Monday, May 24, 2010

Planks

Today’s Reading: Psalm 31, 35; John 11:30-57

“Love the Lord, all his saints! The Lord preserved the faithful, but the proud he pays back in full. Be strong and take heart, all you who hope in the Lord” (Psalm 31:23-24 NIV)

I love the encouragement in these verses above. At times I look at the failures in my own life and I feel so downhearted. It’s nice to be reminded to wait on the Lord today and everyday.
Because sometimes I fail in this Christian walk. Sometimes I come up short. Sometimes it’s an external failing, and sometimes it’s internal.
Yesterday I found myself feeling proud and judgmental. I heard something someone said, and decided to get all bent out of shape about it. I cast my own judgment on the situation, even though I was only a spectator.
It was wrong of me, I know, but I did it just the same. Even when the end of the day came, I was still a little angry about it. I was still feeling proud and judgmental. And then my devotion time with my husband spoke to my heart. The devotion was on making false judgments, exactly what I needed to say. I was reminded how wrong it was for me to make judgments, when I really didn’t know the real situation. I was reminded how God is the only true judge in this life, and that He will one day bring all of us to account for our actions.
I was especially struck by the words Jesus spoke in Matthew 7:1-5:
“‘Do not judge, or you too will be judged. For in the same way you judge others, you will be judged, and with the measure you use, it will be measured to you. Why do you look at the speck of sawdust in your brother’s eye and pay no attention to the plank in your own eye? How can you say to your brother, ‘Let me take the speck out of your eye,’ when all the time there is a plank in your own eye? You hypocrite, first take the plank out of your own eye, and then you will see clearly to remove the speck from your brother’s eye” (NIV).

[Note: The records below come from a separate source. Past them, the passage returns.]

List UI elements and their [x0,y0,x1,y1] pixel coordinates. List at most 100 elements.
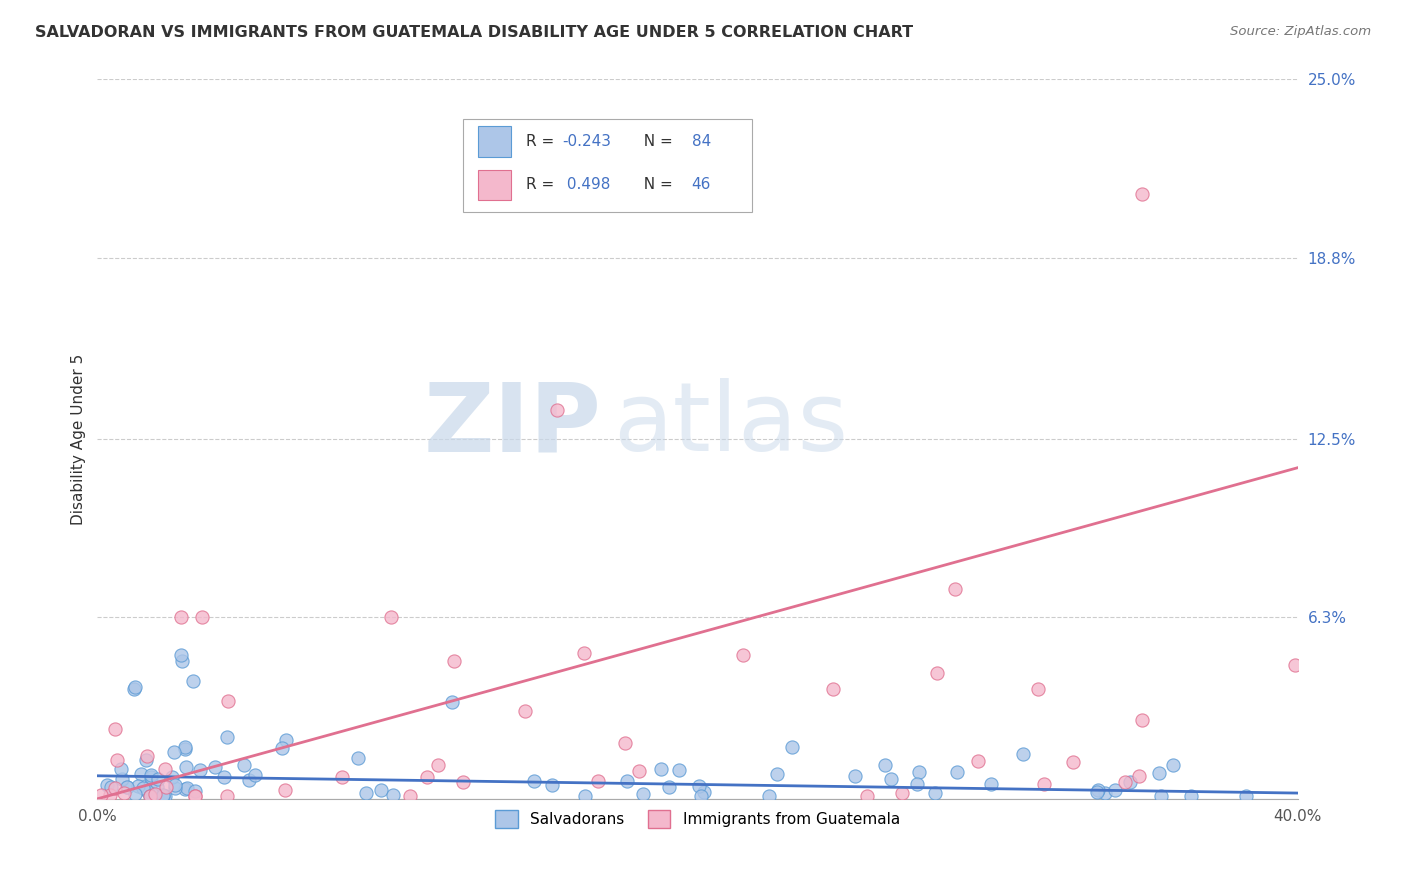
Point [174,760,197,774]
Point [243,768,266,782]
Point [1026,681,1049,696]
Point [631,787,654,801]
Point [174,740,197,755]
Point [112,786,135,800]
Point [346,751,368,765]
Point [946,764,969,779]
Point [440,695,463,709]
Text: R =: R = [526,134,560,149]
Point [111,772,134,786]
Point [908,765,931,780]
Point [160,770,183,784]
Point [232,757,254,772]
Point [136,748,159,763]
Text: R =: R = [526,178,560,193]
Point [271,740,294,755]
Point [183,784,205,798]
Text: SALVADORAN VS IMMIGRANTS FROM GUATEMALA DISABILITY AGE UNDER 5 CORRELATION CHART: SALVADORAN VS IMMIGRANTS FROM GUATEMALA … [35,25,914,40]
Point [1147,765,1170,780]
Point [1161,758,1184,772]
Point [139,770,162,784]
Point [688,779,710,793]
Point [856,789,879,803]
Point [100,780,122,795]
Text: atlas: atlas [613,378,849,471]
Point [217,789,239,803]
Point [380,610,402,624]
Point [690,789,713,803]
Text: 46: 46 [692,178,711,193]
Point [274,732,297,747]
Legend: Salvadorans, Immigrants from Guatemala: Salvadorans, Immigrants from Guatemala [489,804,905,834]
Point [163,779,186,793]
Point [451,775,474,789]
Point [574,647,596,661]
Point [274,782,297,797]
Point [398,789,420,803]
Point [163,781,186,796]
Point [105,753,128,767]
Point [693,784,716,798]
Point [613,735,636,749]
Point [924,786,946,800]
Point [980,777,1002,791]
Point [136,784,159,798]
Point [96,778,118,792]
Point [879,772,901,786]
Point [131,781,153,796]
Text: -0.243: -0.243 [562,134,610,149]
Text: 84: 84 [692,134,711,149]
Point [574,789,596,803]
Point [650,762,672,776]
Point [1032,777,1054,791]
Point [104,781,127,796]
Point [523,773,546,788]
Text: ZIP: ZIP [423,378,602,471]
Point [627,764,650,778]
Point [174,742,197,756]
Point [155,780,177,795]
Point [124,787,146,801]
Point [170,610,193,624]
Point [873,757,896,772]
Point [1062,755,1084,769]
Point [821,682,844,697]
Point [943,582,966,596]
Point [354,786,377,800]
Y-axis label: Disability Age Under 5: Disability Age Under 5 [72,353,86,524]
Point [139,789,162,803]
Point [115,780,138,794]
Point [443,654,465,668]
Point [370,783,392,797]
Point [124,680,146,694]
Point [1087,782,1109,797]
Point [905,777,928,791]
Point [115,780,138,794]
Point [163,745,186,759]
Point [135,753,157,767]
Text: Source: ZipAtlas.com: Source: ZipAtlas.com [1230,25,1371,38]
Point [1114,774,1136,789]
Point [188,763,211,777]
Point [90,788,112,802]
Point [668,764,690,778]
Point [1085,785,1108,799]
Point [616,773,638,788]
Point [967,754,990,768]
Point [129,767,152,781]
Point [1104,782,1126,797]
Bar [478,169,512,200]
Point [540,778,562,792]
Point [891,786,914,800]
Point [143,787,166,801]
Point [731,648,754,662]
Point [844,769,866,783]
Point [1011,747,1033,762]
Point [127,779,149,793]
Point [176,780,198,795]
Point [104,722,127,736]
Point [1234,789,1257,803]
Point [173,782,195,797]
Point [152,789,174,803]
Point [427,758,450,772]
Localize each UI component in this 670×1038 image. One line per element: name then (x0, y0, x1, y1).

Ouch. I certainly had a plank in my eye that had to be taken out last night. I certainly don’t want to be counted among the proud and judgmental hypocrites of this world. Instead, I want to be seen as a woman after God’s own heart.


Have you ever formed any false judgments? What did you learn through the situation? What might God want to reveal to you today?

Lord, please help me to not be to quick to judge, but to instead focus on what really matters, you.